Tuesday, January 17, 2006

Giving Gaming a new meaning

BBC NEWS | Science/Nature | Covers come off UK spy plane: "Images of the UK's first prototype stealth surveillance aircraft have been unveiled.

The unmanned aerial vehicle (UAV), which has been built by BAE Systems, is known as the Corax, or as the Raven.

The Corax bears some resemblances to a cancelled US military spy plane called DarkStar, analysts have said.

Jane's International Defence Review said the unmanned aircraft 'indicated a new direction in combat vehicles for the UK's armed forces'.

Bill Sweetman, the magazine's aerospace and technology editor, said Corax could represent one member of a family of stealthy aircraft based around a similar central body but using different outer wings optimised for different missions.

'If you look at that Corax shape, it's very reminiscent of something that's designed to fly fairly high, fairly slow and have quite a long endurance. It looks rather typical for a surveillance aircraft,' he told the BBC News website.

'But if you take those long outer wings off and put on shorter swept wings, you have a somewhat faster aircraft that would be more of a penetrating strike platform.'

Future plans

The UK has reportedly terminated plans for a future manned combat aircraft and is working closely with the US on 'Project Churchill'.

This effort is focused on the joint, airborne command and control of pilotless combat air vehicles from 2015 onwards.

The Corax prototype has been built to investigate the stability, control and performance of the design, which is said to maximise all-round stealth.

Stealth technology refers to a variety of techniques used to render aircraft, ships and missiles less visible - and ideally invisible - to radar.

The prototype Corax was first flown in 2004 after a 10-month development programme."
Pete's Points

Only yesterday we heard about the attempt on the life of someone in Pakistan using a remote controlled aircraft. Today we see the covers come off the UK's pilotless aircraft.

If you think about it we have been spending a lot of money in the past 20 years building computer equipment that is really fast and really powerful. Equipment that helps people learn to play high resolution games from a very early age.
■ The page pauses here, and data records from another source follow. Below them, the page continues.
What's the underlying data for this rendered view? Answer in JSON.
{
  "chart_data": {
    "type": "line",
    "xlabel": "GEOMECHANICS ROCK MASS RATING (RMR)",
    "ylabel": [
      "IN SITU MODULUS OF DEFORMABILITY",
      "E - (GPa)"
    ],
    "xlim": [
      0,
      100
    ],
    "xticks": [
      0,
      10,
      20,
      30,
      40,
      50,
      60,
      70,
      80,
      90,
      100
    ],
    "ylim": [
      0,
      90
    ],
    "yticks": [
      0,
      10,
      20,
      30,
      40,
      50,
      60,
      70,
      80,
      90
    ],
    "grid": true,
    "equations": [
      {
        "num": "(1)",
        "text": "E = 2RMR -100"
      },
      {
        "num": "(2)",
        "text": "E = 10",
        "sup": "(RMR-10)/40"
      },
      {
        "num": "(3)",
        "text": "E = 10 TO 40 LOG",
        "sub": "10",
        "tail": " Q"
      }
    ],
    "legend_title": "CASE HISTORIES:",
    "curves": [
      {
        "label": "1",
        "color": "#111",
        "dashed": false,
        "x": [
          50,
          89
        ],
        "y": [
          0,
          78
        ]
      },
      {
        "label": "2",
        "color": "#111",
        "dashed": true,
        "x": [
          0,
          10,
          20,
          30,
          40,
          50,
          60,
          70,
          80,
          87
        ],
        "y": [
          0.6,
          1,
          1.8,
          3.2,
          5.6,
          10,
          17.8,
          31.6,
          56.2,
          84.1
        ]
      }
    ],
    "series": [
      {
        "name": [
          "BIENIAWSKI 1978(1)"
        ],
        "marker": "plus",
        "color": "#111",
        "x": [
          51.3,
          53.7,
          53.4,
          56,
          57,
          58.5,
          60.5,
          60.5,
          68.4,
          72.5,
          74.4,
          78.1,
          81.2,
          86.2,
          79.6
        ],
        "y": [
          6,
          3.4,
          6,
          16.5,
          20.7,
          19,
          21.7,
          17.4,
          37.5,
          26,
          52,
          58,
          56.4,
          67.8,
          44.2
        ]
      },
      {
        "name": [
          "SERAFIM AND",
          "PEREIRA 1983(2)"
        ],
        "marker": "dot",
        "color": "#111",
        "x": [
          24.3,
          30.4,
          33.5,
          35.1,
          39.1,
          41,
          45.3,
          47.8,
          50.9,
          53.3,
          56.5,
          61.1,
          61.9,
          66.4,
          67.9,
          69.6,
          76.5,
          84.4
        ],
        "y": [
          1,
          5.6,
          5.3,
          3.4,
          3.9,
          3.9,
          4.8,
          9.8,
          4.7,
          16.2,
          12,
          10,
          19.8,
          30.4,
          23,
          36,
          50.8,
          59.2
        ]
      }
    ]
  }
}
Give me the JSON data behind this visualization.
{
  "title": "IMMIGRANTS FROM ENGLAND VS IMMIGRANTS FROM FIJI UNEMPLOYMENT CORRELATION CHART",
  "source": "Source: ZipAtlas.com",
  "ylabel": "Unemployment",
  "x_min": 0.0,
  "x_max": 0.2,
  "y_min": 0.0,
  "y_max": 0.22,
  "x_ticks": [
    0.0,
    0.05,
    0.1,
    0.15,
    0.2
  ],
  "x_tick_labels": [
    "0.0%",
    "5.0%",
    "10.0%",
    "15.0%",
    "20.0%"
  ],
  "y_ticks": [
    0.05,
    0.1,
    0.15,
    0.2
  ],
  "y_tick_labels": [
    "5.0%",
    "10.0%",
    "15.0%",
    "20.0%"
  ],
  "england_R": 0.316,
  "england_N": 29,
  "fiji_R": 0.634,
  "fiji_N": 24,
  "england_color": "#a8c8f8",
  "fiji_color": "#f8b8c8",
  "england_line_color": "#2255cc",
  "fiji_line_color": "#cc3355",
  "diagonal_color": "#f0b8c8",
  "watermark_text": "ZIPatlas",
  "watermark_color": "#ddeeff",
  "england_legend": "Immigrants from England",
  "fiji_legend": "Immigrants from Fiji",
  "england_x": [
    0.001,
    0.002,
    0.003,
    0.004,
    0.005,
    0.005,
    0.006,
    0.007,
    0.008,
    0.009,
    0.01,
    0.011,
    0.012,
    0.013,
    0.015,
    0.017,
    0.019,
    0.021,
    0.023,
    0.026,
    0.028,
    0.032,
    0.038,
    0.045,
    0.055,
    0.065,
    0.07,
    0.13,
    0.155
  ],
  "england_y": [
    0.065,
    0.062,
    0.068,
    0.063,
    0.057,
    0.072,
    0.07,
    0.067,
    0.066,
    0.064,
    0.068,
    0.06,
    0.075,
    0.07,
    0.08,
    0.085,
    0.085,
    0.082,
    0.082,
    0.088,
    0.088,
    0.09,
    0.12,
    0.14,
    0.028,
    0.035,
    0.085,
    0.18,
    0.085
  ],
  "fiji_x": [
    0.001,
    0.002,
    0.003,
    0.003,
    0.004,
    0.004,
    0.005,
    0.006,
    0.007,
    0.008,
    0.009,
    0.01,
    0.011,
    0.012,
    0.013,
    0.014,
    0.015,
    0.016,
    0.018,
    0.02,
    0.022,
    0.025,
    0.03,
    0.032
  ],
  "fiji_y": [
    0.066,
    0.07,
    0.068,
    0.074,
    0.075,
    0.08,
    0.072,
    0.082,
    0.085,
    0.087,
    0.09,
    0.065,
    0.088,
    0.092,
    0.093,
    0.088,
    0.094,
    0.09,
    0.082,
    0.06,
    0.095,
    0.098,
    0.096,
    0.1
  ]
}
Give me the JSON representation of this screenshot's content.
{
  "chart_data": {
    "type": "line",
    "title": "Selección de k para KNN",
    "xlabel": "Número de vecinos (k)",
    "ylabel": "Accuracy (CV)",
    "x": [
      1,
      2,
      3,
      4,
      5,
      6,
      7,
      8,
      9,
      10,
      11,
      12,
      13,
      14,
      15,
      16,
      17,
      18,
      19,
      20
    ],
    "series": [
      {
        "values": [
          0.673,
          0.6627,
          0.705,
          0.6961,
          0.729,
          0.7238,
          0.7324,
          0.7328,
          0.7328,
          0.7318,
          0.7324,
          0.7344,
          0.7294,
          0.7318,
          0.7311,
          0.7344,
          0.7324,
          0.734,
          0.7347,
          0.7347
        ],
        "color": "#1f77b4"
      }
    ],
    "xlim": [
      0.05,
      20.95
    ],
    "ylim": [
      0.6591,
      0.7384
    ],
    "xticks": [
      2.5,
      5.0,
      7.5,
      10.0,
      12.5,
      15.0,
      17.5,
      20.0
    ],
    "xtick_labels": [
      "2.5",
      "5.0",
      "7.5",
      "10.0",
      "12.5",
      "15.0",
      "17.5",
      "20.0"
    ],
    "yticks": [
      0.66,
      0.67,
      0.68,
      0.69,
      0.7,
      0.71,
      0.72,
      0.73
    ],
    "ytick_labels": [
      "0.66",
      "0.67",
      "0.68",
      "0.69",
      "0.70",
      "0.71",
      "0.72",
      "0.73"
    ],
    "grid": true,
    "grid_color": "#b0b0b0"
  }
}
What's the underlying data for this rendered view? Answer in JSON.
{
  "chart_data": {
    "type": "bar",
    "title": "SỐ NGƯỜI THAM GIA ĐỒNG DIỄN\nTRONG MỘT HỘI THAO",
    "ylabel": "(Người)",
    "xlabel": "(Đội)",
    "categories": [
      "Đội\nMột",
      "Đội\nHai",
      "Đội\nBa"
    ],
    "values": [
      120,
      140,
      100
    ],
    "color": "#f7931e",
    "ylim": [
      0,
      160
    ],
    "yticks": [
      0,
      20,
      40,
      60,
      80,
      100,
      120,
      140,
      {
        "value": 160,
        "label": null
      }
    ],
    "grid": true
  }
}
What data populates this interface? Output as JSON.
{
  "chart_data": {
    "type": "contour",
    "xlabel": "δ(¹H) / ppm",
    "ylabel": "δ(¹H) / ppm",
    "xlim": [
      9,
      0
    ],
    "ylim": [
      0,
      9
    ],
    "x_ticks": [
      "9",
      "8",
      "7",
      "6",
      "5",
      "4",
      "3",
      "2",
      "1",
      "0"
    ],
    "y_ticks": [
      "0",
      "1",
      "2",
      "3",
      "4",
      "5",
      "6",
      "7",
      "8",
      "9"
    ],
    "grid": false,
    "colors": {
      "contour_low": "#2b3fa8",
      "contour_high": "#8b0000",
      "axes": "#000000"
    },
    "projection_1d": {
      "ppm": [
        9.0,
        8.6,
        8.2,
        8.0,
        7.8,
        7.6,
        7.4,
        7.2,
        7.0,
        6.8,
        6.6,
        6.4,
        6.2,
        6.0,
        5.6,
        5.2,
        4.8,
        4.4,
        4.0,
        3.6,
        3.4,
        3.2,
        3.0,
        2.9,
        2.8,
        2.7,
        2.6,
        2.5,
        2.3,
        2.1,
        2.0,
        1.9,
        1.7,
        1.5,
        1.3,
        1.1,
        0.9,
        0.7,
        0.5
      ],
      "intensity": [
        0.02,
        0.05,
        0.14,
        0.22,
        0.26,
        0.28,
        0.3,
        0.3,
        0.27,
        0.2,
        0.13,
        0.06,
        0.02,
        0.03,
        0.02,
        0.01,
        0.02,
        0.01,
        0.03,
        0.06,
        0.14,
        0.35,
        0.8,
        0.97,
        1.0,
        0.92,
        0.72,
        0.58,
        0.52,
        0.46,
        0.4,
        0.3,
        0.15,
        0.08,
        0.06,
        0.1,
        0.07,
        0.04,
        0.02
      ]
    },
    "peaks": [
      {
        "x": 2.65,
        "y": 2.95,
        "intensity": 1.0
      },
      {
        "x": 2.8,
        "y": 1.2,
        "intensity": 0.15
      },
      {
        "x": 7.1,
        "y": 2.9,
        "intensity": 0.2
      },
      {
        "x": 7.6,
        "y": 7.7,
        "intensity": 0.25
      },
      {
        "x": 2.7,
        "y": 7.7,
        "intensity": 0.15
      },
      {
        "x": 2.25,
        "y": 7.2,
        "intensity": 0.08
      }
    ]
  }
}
At the same time as this has been going on we have had the defence establishments around the world developing the technology to enable using satellite technology virtual real time displays that enable a pilot to see what is ahead of him and to use the electronic capabilities in the aircraft to deal with a threat or a target without having to be there. Take this one step further and you could actually start to mount an argument that in the future we will be able to use the children who are the very best at playing computer games as our pilots of the future where the horror of killing and maiming people is reduced because it all seems like an extended computer game. A computer game where the characters are not computer generated, but real people.

We saw a science fiction movie which had this underlying theme some years ago - I think it was called "Starfighter".

Is what is happening in the sphere of remote controlled aircraft all that removed from that sci fi scenario?

I hope I am wrong about what I am about to suggest next - but it seems to me that the instant that any government starts down the path towards fighting wars at a distance is the instant that someone can make a case that wars are an acceptable way of settling disputes because they are 'clean' and represent a way of damaging the 'enemy' while reducing the risk for 'the good guys'.

Or is all this just too far fetched to be even in the ball park of being true?